Two. Not even the other centered life would lead me to true love, because it would make me belittle myself or make myself a slave to the other. My values would be warped and influenced greatly by the goodness or the wiles of the other. I would relativise everything because of the other and I would have no absolute reference point to guide myself. Would that make my life truly loving, guess it won't.

Three. The right way to grow in a truly loving way of life, is to live a Lord-centered life. When I let the Lord have the central place in my life, I would see that everything else falls in place. The Lord is love and a Lord centered life would be love centered life. The Lord shall be the absolute reference point and nothing would be relativised. 

It is a Lord centered life that would help me grow in a loving way of life and curiously the other way around is not so certain. Let us check if we are engaged in a Lord centered life; love would find its place without much difficulty.

LOVE-LENT 2017 - THE WORD IN LENT #13

To love is to suffer; as the Lord suffers

Wednesday, Second week in Lent - 15th March, 2017
Jer 18: 18-20; Mt 20: 17-28


Jeremiah has a very serious cause to present before the Lord - the Lord called him to make him the light of the nations, the prophet to God's people.

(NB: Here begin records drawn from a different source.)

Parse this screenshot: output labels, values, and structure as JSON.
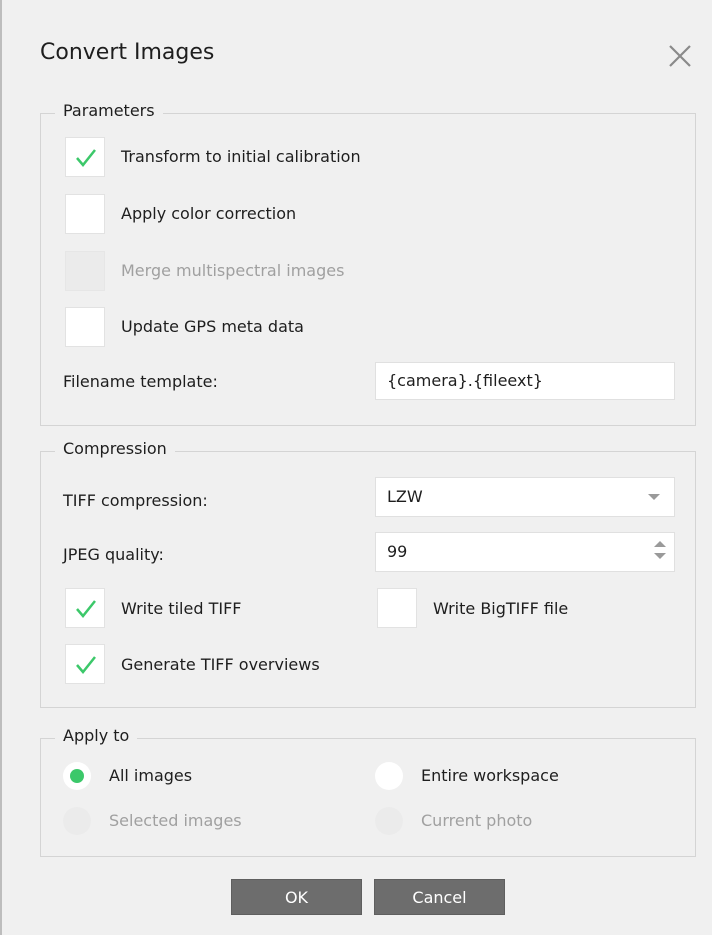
{
  "dialog": {
    "title": "Convert Images"
  },
  "parameters": {
    "group_title": "Parameters",
    "transform": {
      "label": "Transform to initial calibration",
      "checked": true
    },
    "color_correction": {
      "label": "Apply color correction",
      "checked": false
    },
    "merge_multispectral": {
      "label": "Merge multispectral images",
      "checked": false,
      "disabled": true
    },
    "update_gps": {
      "label": "Update GPS meta data",
      "checked": false
    },
    "filename_template": {
      "label": "Filename template:",
      "value": "{camera}.{fileext}"
    }
  },
  "compression": {
    "group_title": "Compression",
    "tiff_compression": {
      "label": "TIFF compression:",
      "value": "LZW"
    },
    "jpeg_quality": {
      "label": "JPEG quality:",
      "value": "99"
    },
    "write_tiled": {
      "label": "Write tiled TIFF",
      "checked": true
    },
    "write_bigtiff": {
      "label": "Write BigTIFF file",
      "checked": false
    },
    "generate_overviews": {
      "label": "Generate TIFF overviews",
      "checked": true
    }
  },
  "apply_to": {
    "group_title": "Apply to",
    "all_images": {
      "label": "All images",
      "selected": true
    },
    "entire_workspace": {
      "label": "Entire workspace",
      "selected": false
    },
    "selected_images": {
      "label": "Selected images",
      "disabled": true
    },
    "current_photo": {
      "label": "Current photo",
      "disabled": true
    }
  },
  "buttons": {
    "ok": "OK",
    "cancel": "Cancel"
  },
  "colors": {
    "check": "#3cc86a",
    "accent_radio": "#3cc86a",
    "button_bg": "#6d6d6d"
  },
  "icons": {
    "close": "close-icon",
    "check": "checkmark-icon"
  }
}
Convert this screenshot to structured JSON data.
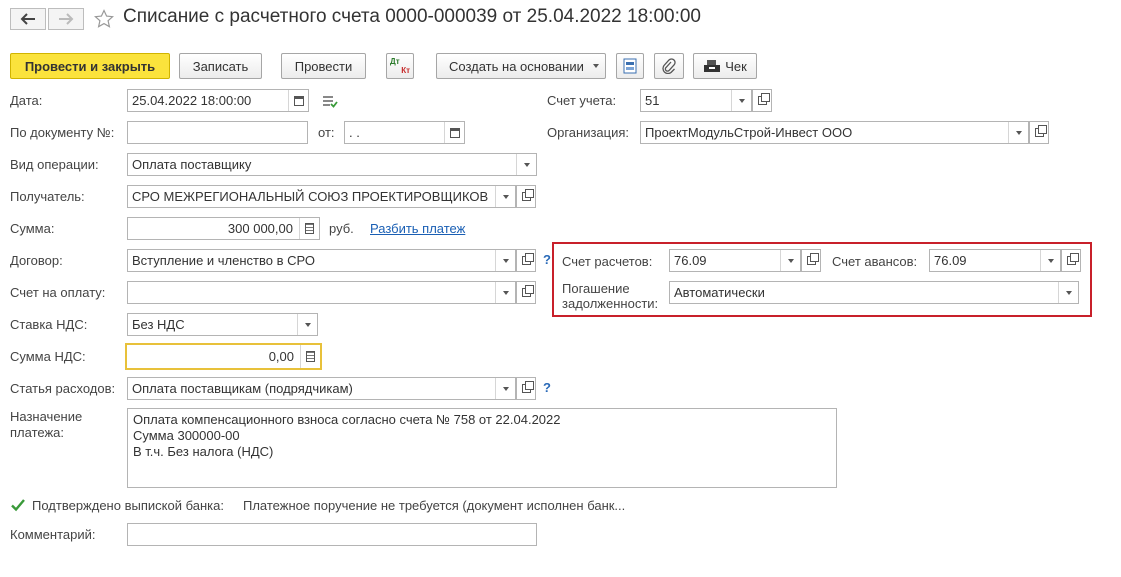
{
  "window": {
    "title": "Списание с расчетного счета 0000-000039 от 25.04.2022 18:00:00"
  },
  "toolbar": {
    "post_close": "Провести и закрыть",
    "save": "Записать",
    "post": "Провести",
    "dtkt_top": "Дт",
    "dtkt_bottom": "Кт",
    "create_based": "Создать на основании",
    "receipt": "Чек"
  },
  "form": {
    "date_label": "Дата:",
    "date_value": "25.04.2022 18:00:00",
    "doc_no_label": "По документу №:",
    "doc_no_value": "",
    "from_label": "от:",
    "from_value": " .  .",
    "operation_label": "Вид операции:",
    "operation_value": "Оплата поставщику",
    "recipient_label": "Получатель:",
    "recipient_value": "СРО МЕЖРЕГИОНАЛЬНЫЙ СОЮЗ ПРОЕКТИРОВЩИКОВ",
    "amount_label": "Сумма:",
    "amount_value": "300 000,00",
    "currency": "руб.",
    "split_link": "Разбить платеж",
    "contract_label": "Договор:",
    "contract_value": "Вступление и членство в СРО",
    "invoice_label": "Счет на оплату:",
    "invoice_value": "",
    "vat_rate_label": "Ставка НДС:",
    "vat_rate_value": "Без НДС",
    "vat_sum_label": "Сумма НДС:",
    "vat_sum_value": "0,00",
    "expense_label": "Статья расходов:",
    "expense_value": "Оплата поставщикам (подрядчикам)",
    "purpose_label_1": "Назначение",
    "purpose_label_2": "платежа:",
    "purpose_lines": [
      "Оплата компенсационного взноса согласно счета № 758 от 22.04.2022",
      "Сумма 300000-00",
      "В т.ч. Без налога (НДС)"
    ],
    "confirmed_label": "Подтверждено выпиской банка:",
    "confirmed_checked": true,
    "payment_order_text": "Платежное поручение не требуется (документ исполнен банк...",
    "comment_label": "Комментарий:",
    "comment_value": "",
    "account_label": "Счет учета:",
    "account_value": "51",
    "org_label": "Организация:",
    "org_value": "ПроектМодульСтрой-Инвест ООО",
    "settle_account_label": "Счет расчетов:",
    "settle_account_value": "76.09",
    "advance_account_label": "Счет авансов:",
    "advance_account_value": "76.09",
    "debt_label_1": "Погашение",
    "debt_label_2": "задолженности:",
    "debt_value": "Автоматически",
    "help_mark": "?"
  },
  "colors": {
    "primary_button": "#fbe33c",
    "highlight_border": "#c8202a",
    "focus_border": "#e8c13a",
    "link": "#1a5fb4"
  }
}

But Jeremiah finds that he has become not only a laughing stock but even a person who is looked at with apathy. They were plotting against him. Is this becoming the light of the nations and prophet to the people? 

The Lord says, yes it is. To be truly God's servant and to live for God's people is to suffer! Jesus experiences the same. I am reminded of what the mother of St. John Bosco told him, when he finally became a priest after all hardships - she said, 'to begin to celebrate mass is to begin to suffer' -why so? We have the answer in the readings today and in the lives of all God's servants. God is love and God's love is always put to test with the hard heartedness of the people. When God suffers, will not servants of God suffer?

To truly love is to suffer - because it entails looking for nothing in return, having no demands on the one whom we love and continuing to love with the good of the other in mind. This is what Jesus did, while we constantly look for our remunerations, affirmations, recognition and recompense. The challenge is to grow up and love, 'love until it hurts' as Mother Teresa says.